The transaction will reduce Bank of New York's earnings in 2007 and add to them in 2008, the statement said. Excluding non- cash items such as amortization of intangibles, the deal will add to earnings of both companies in 2007.

The companies said they will cut pretax costs by about $700 million a year, or about 8.5 percent of their combined total, in part by shedding about 3,900 of their 40,000 employees over three years. Restructuring charges will be about $1.3 billion.

"The organic growth of our respective companies is already strong, and the cost savings and revenue synergies opportunities are excellent." Kelly said in the statement.
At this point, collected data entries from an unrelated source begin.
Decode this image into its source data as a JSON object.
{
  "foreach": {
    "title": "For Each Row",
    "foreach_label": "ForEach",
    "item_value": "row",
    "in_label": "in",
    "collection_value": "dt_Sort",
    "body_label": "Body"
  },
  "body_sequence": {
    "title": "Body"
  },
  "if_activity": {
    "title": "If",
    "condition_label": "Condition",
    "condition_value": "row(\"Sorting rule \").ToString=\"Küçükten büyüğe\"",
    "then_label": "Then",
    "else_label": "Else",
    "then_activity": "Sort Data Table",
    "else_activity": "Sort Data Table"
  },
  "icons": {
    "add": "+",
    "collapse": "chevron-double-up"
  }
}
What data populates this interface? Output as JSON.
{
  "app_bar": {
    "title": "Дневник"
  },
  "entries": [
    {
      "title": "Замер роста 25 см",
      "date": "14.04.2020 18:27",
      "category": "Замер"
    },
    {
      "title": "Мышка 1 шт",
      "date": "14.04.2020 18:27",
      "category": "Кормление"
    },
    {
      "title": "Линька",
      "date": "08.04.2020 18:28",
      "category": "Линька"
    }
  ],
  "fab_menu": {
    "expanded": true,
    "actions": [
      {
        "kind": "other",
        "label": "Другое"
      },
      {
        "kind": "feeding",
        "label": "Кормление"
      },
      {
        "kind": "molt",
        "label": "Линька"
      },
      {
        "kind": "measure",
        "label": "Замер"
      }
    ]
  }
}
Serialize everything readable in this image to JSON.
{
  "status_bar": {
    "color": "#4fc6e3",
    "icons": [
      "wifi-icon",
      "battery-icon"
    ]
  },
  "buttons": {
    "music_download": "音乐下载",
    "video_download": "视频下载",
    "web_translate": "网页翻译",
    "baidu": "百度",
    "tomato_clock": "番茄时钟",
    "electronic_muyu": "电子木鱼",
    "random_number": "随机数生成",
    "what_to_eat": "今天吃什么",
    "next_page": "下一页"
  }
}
Bank of New York was founded after the American Revolution in 1784 by Alexander Hamilton to help establish credibility for the country's monetary system, according to Hoover's Inc. Five years later, Hamilton became the first U.S. treasury secretary and negotiated a $200,000 loan -- the first by the new U.S. government -- from Bank of New York.

Close Government Ties

The company went on to provide financing for the War of 1812 and the U.S. Civil War, and in 1878 became a Treasury depository for the sale of government bonds. Bank of New York survived the market crash of 1929 and paid dividends through the Depression.

Bank of New York started making acquisitions after World War II to start offering investment-trust services. The company bought New York-based rival Irving Trust in a hostile takeover in 1989. About eight years later, the company tried and failed to buy Mellon.

Mellon was founded in 1869 by Judge Thomas Mellon, who then gave control of the company to his son Andrew. The bank helped finance Pittsburgh-area companies including Alcoa Inc. and Bethlehem Steel Corp., according to Hoovers. Andrew Mellon later became Treasury secretary in the administrations of U.S. presidents including Warren Harding.

The Mellon family gave up managing control of the company in 1967.

UBS AG and Lazard Ltd. advised Bank of New York, according to the statement. Goldman Sachs Group Inc. advised Bank of New York.